- Artist: Ned Kahn
- Year: 2006
- Type: Aluminum and stainless steel sculpture
- Dimensions: 9.1 m (30 ft)
- Location: E. Michigan St. and N. Harbor Dr., Milwaukee; 43°2′13.216″N 87°53′51.619″W﻿ / ﻿43.03700444°N 87.89767194°W;

= Wind Leaves (Kahn) =

Artwork by Ned Kahn

Wind Leaves is a public artwork by American artist Ned Kahn located on the downtown lakefront Pier Wisconsin in Milwaukee, Wisconsin, United States. It was created in 2006 and consists of a series of seven 30 ft tall structures made from aluminum and stainless steel. The structures, which move with the wind, have leaf forms at the top covered by thousands of stainless steel disks.

==Description==
The seven 30 ft structures that make up Wind Leaves each have a semi-circular form at the top which is covered by stainless steel disks. This provides a sparkling surface that reflects its surroundings such as the lakefront, city traffic at night, and the sunset. There are hand wheels on the support columns that allow the viewers to interact with the sculpture by turning it. Wind Leaves also has ball bearings in the columns that cause the work to move with the wind. The artwork has a musical component as well. There are a group of benches with drum sticks around the columns that can be played like xylophones, and there is a musical instrument that can be played by dropping pebbles into it.
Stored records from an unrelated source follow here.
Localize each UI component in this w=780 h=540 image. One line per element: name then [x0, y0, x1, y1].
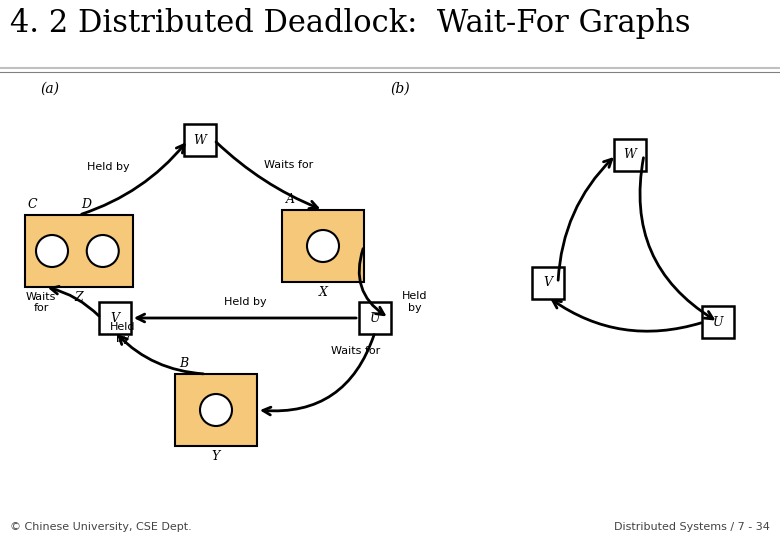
- FancyBboxPatch shape: [702, 306, 734, 338]
- FancyBboxPatch shape: [25, 215, 133, 287]
- Text: X: X: [318, 286, 328, 299]
- FancyBboxPatch shape: [175, 374, 257, 446]
- Text: Distributed Systems / 7 - 34: Distributed Systems / 7 - 34: [614, 522, 770, 532]
- Text: Held by: Held by: [87, 163, 129, 172]
- Text: 4. 2 Distributed Deadlock:  Wait-For Graphs: 4. 2 Distributed Deadlock: Wait-For Grap…: [10, 8, 690, 39]
- Text: U: U: [370, 312, 381, 325]
- Circle shape: [36, 235, 68, 267]
- FancyBboxPatch shape: [532, 267, 564, 299]
- Text: B: B: [179, 357, 188, 370]
- Text: W: W: [623, 148, 636, 161]
- Text: Held by: Held by: [224, 297, 266, 307]
- Circle shape: [200, 394, 232, 426]
- FancyBboxPatch shape: [282, 210, 364, 282]
- Text: Held
by: Held by: [110, 322, 135, 344]
- Text: C: C: [27, 198, 37, 211]
- Text: Waits for: Waits for: [264, 160, 313, 170]
- Text: Z: Z: [75, 291, 83, 304]
- Text: Waits for: Waits for: [332, 346, 381, 356]
- Text: (a): (a): [40, 82, 59, 96]
- Text: Y: Y: [212, 450, 220, 463]
- FancyBboxPatch shape: [359, 302, 391, 334]
- Text: Held
by: Held by: [402, 291, 427, 313]
- Circle shape: [87, 235, 119, 267]
- Text: © Chinese University, CSE Dept.: © Chinese University, CSE Dept.: [10, 522, 192, 532]
- Text: V: V: [111, 312, 119, 325]
- Text: (b): (b): [390, 82, 410, 96]
- Text: D: D: [81, 198, 91, 211]
- Circle shape: [307, 230, 339, 262]
- Text: Waits
for: Waits for: [26, 292, 56, 313]
- Text: U: U: [713, 315, 723, 328]
- FancyBboxPatch shape: [614, 139, 646, 171]
- FancyBboxPatch shape: [184, 124, 216, 156]
- Text: V: V: [544, 276, 552, 289]
- FancyBboxPatch shape: [99, 302, 131, 334]
- Text: W: W: [193, 133, 207, 146]
- Text: A: A: [286, 193, 295, 206]
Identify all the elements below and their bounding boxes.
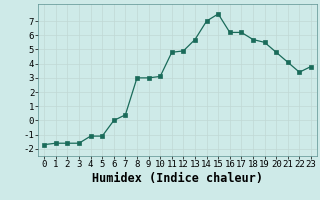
X-axis label: Humidex (Indice chaleur): Humidex (Indice chaleur)	[92, 172, 263, 185]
==Historical information==
Wind Leaves is an environmental sculpture currently located in front of Discovery World at Milwaukee's Pier Wisconsin. The piece was paid for by an anonymous donor, and was originally designed to be placed near a grove of trees in Veteran's Park, an area north of its current location. Kahn envisioned the sculpture as a "forest of vertical elements" paying tribute to Milwaukee's big trees. Once the donor asked for the location to be changed closer to the water, the design concept changed to reflect its new surroundings. Kahn thus envisioned the present work, which is meant to "create the impression of being surrounded by a field of wind." "This sculpture works on many levels. First, it can be seen from a far, sparkling against the lake and the new museum's white geometry. It draws us to it. Up close, the experience is powerful but not obtrusive. You can sit in the park and relax, while at the same time enjoy the movement of the shapes as the wind pushes them around."

===Acquisition===
The money for the sculpture ($500,000) was provided by an anonymous donor.